“You’re wondering to yourself. Self, is this guy a weirdo? I mean, he’s stunningly and hauntingly handsome, but is he a weirdo?”
I nearly snickered, but I managed to swallow it down with a little cough.
“Is that for the weird or the stunningly handsome?”
I shrugged again.
“Oh, you’re a cruel one. Maybe a cruel and capricious woman? I seem to attract them like bees to honey. I know, I know—cliché. But it is very true. An aloof woman is my kryptonite but then they end up being a little…unhinged.”
I gave him my arched brow.
“That one probably didn’t help my case.” He sat forward and laced his long fingers around the big mug.
I couldn’t help but notice the black smudges around his thumb and forefinger. Mechanic?
No, his fingers had tiny nicks of white from old scars, but not the knuckle bruising kind like someone who worked with their hands would have. No, he was something else.
“Someone with freckles can’t be cruel or capricious, right?”
Absently, I touched the bridge of my nose.
“But if I remember that stunning tattoo correctly, there is less of a simple answer. Or the gauges in your tiny, perfect ears. Slightly hidden by the dainty hoops you’ve put through them. Means you have an interesting past.”
I dropped my gaze to my mug. Interesting was one word for it.
“Hey guys, we’re about to lock up.” A different staff member stopped at our table. “Hate to push you off.”
I smiled up at the barista and nodded. Luckily, my hot chocolate had cooled enough for me to take a long draw from it.

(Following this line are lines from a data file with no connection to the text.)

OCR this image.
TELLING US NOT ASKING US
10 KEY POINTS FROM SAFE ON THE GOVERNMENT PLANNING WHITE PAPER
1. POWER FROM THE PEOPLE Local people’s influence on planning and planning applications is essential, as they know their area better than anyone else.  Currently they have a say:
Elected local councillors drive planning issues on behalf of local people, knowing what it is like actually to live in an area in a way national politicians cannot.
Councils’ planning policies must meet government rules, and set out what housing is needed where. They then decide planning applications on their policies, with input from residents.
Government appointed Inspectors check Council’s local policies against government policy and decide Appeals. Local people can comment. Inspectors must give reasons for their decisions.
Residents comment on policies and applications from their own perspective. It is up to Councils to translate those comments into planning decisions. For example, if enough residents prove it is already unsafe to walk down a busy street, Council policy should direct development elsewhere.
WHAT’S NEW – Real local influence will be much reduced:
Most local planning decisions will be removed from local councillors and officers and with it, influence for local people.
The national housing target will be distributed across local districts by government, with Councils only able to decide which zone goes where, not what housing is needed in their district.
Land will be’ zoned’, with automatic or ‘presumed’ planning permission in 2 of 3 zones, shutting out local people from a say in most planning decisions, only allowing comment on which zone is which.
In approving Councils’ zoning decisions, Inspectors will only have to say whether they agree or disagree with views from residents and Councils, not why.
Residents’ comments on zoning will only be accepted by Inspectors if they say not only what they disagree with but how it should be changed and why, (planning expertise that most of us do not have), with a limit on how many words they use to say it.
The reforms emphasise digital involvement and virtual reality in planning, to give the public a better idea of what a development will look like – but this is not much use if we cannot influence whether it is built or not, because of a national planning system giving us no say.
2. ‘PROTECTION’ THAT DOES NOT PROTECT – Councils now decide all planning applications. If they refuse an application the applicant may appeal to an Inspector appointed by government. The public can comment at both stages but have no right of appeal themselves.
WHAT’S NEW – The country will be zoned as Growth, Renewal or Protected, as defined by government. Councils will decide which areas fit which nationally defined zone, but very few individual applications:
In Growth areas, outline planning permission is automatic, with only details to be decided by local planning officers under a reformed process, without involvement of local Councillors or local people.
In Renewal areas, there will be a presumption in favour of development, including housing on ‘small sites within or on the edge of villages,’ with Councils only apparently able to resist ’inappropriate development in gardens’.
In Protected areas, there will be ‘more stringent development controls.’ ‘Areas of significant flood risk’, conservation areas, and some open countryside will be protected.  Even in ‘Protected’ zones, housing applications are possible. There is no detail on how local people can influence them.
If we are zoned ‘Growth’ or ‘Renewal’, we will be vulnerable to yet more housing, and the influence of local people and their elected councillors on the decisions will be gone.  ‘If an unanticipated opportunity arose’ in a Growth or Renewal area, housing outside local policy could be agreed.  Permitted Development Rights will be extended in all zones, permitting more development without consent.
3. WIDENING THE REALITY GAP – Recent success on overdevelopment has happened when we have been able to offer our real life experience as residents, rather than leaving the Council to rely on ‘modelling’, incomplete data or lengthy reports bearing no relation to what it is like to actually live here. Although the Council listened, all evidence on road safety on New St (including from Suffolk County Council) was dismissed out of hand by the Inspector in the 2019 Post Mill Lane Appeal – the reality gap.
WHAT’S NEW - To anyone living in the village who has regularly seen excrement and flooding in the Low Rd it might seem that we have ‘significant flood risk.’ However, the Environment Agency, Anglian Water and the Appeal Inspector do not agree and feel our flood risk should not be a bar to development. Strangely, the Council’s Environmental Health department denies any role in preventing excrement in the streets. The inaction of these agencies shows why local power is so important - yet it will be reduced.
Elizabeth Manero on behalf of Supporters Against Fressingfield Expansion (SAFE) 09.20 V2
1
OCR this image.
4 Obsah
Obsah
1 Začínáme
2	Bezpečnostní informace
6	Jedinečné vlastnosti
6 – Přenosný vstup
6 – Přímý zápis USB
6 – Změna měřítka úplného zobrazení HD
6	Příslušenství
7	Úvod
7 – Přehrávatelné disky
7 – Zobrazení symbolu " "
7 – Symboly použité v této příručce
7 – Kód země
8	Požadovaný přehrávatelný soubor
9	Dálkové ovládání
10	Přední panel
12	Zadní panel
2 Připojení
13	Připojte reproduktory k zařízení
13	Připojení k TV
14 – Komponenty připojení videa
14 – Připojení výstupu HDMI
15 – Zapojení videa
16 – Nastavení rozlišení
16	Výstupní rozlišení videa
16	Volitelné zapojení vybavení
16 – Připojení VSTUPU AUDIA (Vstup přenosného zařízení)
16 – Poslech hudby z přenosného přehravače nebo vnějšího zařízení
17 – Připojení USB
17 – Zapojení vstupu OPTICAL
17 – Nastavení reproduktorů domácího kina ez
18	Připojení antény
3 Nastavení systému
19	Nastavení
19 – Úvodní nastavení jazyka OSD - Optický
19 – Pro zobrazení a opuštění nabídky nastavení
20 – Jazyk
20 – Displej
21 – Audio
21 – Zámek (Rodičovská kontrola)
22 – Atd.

My hot, dark-haired stranger tipped his head. “Not gonna give me your name, are you?”
I shook my head.
“Then you don’t get mine.” He stood and tossed a ten on the table. “I’ll get it.”
I lifted my mug again and gave him a shrug.
“It’s a small town, my stunning stranger. I’ll find it out, one way or another.
Probably not. No one knows me here.
I lifted my mug in a toast. “Good luck.”
“She speaks!”
One of the baristas lifted a chair and flipped it over the table as the other stacked up the books.
“I got the hint.” He laughed and gave one of the staff a little salute, and then he turned to me. “See ya around, Green Eyes.”
I couldn’t help myself from watching him walk away. The black jeans did really good things for his butt too.
He was far too attractive for his own good.
I waited until he was well and truly gone. I was a city girl and well-aware of my small stature and what a man could do—even in a small town.
He was still a stranger.
Even if he made all sorts of things come alive inside of me.